L’altra fisima è la guerra. Ma perché l’America ha questa ossessione per la guerra? Il motivo a mio avviso è prevalentemente religioso. Gli stati Uniti sono per lo più calvinisti, cioè seguaci di Giovanni Calvino, nato a Noyon in Francia il 10 luglio 1509 e morto a Ginevra il 27/5/1564, che è stato il massimo riformatore del cristianesimo, insieme a Lutero. Secondo il pensiero del grande teologo francese, tutto ciò che accade sulla terra avviene per volontà di Dio, che è il sovrano di tutto e di tutti. Secondo la sua dottrina ci sono persone predestinate alla perdizione e altri, gli eletti, predestinati alla salvezza e alla felicità.
Pensare di mettere in discussione o semplicemente di criticare la sovranità divina è di per sé un atto blasfemo. Calvino proponeva un principio formale, rappresentato dalla predominanza della Bibbia, un principio materiale, incarnato dalla sovranità della divinità, un principio etico contenuto nella responsabilità di servire Dio e un “principio ultimo” che è la gloria di Dio. A questi principi tutti gli uomini devono contribuire perché c’è di mezzo la loro salvezza. Inoltre, il lavoro per i calvinisti diventa quasi una vocazione religiosa: è Dio che ci chiama a esso. Il successo che ne consegue perciò è la garanzia che «Dio è con noi» e che siamo gli eletti.
Il Calvinismo fu portato in America dai 102 padri pellegrini, un gruppo di cristiani protestanti, definiti puritani dagli altri cristiani per la rigorosa condotta morale della loro vita, che si videro costretti ad abbandonare l’Inghilterra, così l’11 Nov. 1620 sbarcarono sulle coste del Massachusetts. Se per un cattolico il passaporto per il Paradiso si conquista con le opere buone e una morigerata condotta di vita, per il calvinista la certezza della salvezza eterna e del Paradiso si ha attraverso la ricchezza. In America i poveri sono sfigati due volte. Una volta perché sono costretti a vivere negli stenti e nelle privazioni la loro parentesi sulla terra, una seconda volta perché le porte del Paradiso per loro rimangono serrate.
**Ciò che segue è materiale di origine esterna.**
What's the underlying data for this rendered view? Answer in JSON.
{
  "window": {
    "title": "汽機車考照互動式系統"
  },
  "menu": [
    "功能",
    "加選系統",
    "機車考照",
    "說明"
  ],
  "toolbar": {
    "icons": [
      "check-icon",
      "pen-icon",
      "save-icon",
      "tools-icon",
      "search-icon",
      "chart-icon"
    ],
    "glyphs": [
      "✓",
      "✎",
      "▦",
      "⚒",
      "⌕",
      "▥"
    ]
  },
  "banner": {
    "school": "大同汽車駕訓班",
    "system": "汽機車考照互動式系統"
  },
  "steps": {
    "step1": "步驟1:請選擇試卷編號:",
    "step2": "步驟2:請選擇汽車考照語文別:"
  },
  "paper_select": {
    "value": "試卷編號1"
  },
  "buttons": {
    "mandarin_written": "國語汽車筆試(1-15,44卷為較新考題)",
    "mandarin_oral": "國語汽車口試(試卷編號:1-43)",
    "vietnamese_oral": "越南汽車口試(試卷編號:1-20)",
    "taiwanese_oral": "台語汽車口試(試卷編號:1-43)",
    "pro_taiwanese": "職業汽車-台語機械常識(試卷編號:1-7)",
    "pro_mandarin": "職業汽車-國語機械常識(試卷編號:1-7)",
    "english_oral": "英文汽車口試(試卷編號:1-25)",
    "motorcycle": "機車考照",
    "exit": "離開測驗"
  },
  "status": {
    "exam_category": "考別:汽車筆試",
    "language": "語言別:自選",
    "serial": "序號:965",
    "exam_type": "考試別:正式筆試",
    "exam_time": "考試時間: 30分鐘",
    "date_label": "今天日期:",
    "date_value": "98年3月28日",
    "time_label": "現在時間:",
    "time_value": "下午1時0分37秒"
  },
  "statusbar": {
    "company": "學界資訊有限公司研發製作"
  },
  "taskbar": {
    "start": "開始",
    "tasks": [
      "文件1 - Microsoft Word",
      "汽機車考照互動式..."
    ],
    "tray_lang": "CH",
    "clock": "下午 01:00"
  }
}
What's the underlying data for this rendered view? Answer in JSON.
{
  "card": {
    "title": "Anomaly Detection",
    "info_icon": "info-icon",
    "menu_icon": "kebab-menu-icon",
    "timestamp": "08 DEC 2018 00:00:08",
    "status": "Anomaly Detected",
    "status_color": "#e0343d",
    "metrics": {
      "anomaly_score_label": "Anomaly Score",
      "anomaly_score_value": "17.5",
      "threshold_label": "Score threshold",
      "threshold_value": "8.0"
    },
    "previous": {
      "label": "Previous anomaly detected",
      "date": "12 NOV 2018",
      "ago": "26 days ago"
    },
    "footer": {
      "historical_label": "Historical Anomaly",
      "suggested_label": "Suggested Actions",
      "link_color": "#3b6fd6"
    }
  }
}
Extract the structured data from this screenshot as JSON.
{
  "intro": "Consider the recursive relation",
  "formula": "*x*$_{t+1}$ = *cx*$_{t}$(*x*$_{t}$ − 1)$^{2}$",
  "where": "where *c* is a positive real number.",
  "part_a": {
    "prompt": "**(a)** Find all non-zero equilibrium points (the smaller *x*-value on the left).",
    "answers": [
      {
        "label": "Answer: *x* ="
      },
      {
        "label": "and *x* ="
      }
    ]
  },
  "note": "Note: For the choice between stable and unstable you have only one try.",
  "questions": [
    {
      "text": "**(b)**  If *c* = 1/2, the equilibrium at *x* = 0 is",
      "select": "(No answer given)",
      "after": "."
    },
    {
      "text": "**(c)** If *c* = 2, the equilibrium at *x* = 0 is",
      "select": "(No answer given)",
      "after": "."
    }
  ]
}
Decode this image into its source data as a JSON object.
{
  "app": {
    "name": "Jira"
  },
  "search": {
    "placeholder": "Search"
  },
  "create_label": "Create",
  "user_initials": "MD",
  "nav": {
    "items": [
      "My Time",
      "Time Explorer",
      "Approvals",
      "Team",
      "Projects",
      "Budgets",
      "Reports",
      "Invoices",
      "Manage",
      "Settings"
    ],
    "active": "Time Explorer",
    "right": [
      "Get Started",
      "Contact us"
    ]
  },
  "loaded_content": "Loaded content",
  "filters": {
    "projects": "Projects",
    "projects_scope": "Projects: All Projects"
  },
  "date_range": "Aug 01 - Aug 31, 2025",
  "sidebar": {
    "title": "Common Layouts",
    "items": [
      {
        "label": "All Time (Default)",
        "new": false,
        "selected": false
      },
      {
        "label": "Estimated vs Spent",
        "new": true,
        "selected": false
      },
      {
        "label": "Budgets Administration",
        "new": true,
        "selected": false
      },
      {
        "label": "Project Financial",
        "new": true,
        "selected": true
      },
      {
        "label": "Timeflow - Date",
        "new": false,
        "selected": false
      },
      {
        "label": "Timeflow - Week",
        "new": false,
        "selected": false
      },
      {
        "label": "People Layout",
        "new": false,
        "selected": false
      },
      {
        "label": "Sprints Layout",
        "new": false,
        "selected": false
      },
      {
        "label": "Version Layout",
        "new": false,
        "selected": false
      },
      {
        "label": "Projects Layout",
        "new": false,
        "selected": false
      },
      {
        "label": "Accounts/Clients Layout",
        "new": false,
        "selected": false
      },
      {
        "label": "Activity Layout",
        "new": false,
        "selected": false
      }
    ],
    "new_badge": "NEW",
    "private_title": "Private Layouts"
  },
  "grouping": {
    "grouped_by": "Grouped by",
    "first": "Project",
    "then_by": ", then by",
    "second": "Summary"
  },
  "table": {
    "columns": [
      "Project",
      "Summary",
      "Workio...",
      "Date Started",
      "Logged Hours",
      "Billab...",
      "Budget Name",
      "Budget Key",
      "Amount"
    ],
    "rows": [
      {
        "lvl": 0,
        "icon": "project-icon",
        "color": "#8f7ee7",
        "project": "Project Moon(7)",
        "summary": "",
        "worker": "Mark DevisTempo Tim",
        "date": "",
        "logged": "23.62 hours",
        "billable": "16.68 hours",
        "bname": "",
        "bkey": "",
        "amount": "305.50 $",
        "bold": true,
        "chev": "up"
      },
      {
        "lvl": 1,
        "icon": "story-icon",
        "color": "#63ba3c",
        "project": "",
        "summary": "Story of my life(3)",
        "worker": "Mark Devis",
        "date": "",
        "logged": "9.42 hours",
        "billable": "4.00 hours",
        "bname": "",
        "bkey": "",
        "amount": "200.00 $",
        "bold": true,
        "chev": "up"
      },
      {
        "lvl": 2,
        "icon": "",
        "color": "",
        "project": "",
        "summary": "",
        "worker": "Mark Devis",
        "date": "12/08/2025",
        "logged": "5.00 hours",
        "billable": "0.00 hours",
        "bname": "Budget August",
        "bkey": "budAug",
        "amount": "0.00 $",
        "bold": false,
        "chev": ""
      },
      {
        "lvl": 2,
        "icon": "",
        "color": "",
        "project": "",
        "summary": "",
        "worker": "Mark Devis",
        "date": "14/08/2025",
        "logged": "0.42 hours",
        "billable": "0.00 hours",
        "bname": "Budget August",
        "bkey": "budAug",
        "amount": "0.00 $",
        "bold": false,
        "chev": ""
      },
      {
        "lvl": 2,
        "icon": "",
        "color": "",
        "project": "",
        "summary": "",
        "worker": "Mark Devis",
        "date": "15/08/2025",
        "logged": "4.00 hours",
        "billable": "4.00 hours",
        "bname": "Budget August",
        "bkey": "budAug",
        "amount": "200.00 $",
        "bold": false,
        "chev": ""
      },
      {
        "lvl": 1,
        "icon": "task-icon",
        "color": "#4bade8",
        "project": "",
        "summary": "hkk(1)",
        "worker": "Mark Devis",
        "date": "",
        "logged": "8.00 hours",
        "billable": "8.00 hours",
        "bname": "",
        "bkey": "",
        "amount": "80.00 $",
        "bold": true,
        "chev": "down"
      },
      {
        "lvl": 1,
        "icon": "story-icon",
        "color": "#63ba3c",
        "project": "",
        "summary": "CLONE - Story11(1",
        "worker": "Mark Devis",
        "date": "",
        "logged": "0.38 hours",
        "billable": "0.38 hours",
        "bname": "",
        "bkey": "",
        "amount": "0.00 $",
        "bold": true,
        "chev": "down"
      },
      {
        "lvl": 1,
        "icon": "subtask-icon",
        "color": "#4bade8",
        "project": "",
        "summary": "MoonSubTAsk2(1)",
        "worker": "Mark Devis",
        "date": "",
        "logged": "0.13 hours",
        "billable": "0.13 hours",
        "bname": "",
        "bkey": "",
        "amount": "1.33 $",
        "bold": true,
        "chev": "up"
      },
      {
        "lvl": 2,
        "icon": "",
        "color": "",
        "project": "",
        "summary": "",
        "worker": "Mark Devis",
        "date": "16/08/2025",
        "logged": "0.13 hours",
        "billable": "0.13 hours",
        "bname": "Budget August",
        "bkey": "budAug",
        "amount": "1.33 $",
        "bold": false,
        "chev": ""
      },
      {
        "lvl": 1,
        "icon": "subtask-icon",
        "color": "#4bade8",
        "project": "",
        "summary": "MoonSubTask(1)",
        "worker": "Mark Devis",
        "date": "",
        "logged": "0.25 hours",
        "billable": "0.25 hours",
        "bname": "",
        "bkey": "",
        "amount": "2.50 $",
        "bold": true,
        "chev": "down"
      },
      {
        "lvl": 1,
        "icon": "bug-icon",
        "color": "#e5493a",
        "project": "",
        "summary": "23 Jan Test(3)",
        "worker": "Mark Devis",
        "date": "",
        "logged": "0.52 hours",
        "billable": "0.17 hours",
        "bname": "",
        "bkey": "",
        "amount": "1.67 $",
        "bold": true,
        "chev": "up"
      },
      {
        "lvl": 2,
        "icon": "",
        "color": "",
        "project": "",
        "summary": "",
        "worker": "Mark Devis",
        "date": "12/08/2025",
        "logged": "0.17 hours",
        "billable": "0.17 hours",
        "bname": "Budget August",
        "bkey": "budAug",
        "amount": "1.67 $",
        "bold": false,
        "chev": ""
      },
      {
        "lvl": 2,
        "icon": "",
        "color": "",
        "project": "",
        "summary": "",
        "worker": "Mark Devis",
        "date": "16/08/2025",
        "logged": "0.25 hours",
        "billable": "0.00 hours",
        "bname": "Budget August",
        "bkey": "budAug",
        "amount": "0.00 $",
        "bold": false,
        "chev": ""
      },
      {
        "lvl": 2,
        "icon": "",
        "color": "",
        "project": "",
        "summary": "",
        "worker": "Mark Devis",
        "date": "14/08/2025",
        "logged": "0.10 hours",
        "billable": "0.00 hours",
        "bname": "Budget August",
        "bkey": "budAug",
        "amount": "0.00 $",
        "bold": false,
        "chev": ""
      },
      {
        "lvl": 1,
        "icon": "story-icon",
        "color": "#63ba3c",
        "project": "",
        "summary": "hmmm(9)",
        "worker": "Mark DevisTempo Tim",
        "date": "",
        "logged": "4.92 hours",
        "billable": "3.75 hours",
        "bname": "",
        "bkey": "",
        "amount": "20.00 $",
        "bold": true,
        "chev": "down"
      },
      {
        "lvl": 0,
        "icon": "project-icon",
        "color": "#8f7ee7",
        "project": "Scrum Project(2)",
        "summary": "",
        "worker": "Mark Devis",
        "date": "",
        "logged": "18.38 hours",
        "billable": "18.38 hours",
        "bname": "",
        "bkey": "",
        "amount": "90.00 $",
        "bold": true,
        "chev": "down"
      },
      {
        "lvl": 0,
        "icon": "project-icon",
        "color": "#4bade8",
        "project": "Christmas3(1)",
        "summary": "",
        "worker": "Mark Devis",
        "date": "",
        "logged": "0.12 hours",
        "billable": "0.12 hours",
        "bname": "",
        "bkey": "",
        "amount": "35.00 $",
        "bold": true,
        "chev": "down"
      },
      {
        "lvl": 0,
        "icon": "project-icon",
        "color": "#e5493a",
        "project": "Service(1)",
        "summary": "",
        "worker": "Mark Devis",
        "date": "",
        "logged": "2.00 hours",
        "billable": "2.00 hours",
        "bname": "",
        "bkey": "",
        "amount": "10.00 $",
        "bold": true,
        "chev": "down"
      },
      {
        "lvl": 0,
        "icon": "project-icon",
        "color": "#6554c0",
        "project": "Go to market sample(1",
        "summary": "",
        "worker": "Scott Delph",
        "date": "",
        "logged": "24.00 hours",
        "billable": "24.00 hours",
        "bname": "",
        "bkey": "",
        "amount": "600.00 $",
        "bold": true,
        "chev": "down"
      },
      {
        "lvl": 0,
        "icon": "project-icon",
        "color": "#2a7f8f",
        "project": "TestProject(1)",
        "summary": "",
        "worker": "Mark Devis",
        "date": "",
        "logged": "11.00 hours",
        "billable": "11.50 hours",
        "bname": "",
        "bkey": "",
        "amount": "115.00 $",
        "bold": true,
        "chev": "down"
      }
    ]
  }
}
La guerra è stata sempre vista dagli americani come un’opportunità per produrre ricchezza e per dimostrare al mondo, con la vittoria finale, che l’America è la nazione eletta per antonomasia. La tentazione dei presidenti americani di fare la loro bella guerra per guadagnarsi i galloni per il Paradiso è forte, anzi fortissima.
Tutto ciò è meglio sintetizzato dal farneticante pensiero di Trump, secondo il quale, essendosela cavata con un leggero foro all’orecchio destro nell’attentato del 13 luglio 2024, mentre teneva un comizio elettorale in una fiera agricola a Meridian, in Pennsylvania, questo è un segno chiaro e inequivocabile  della sua predestinazione a fare ancora grande l’America, costi quel che costi. “I’ll make America great again” è lo slogan che l’ha accompagnato durante la sua campagna elettorale. Trump è certamente un invasato che pensa di ascendere in paradiso seminando il suo cammino di torturati, discriminati, perseguitati e morti, ma ce n’è un altro in questo momento che in quanto a pericolo non è secondo a nessuno: Benjamin Netanyahu, che ha un unico obiettivo annientare i palestinesi, cancellarli dalla faccia della terra e prendersi le loro terre. Tutta la solidarietà che il mondo ha dimostrato nei confronti dell’olocausto si infrange contro la protervia criminale di Netanyahu, sempre più convinto che il suo popolo è il popolo eletto e ha pieno diritto di sfrattare chiunque dalla Palestina.
La religione è stata troppo spesso all’origine delle guerre, ma mai come in questi tempi essa risulta essere l’elemento più divisivo dei popoli.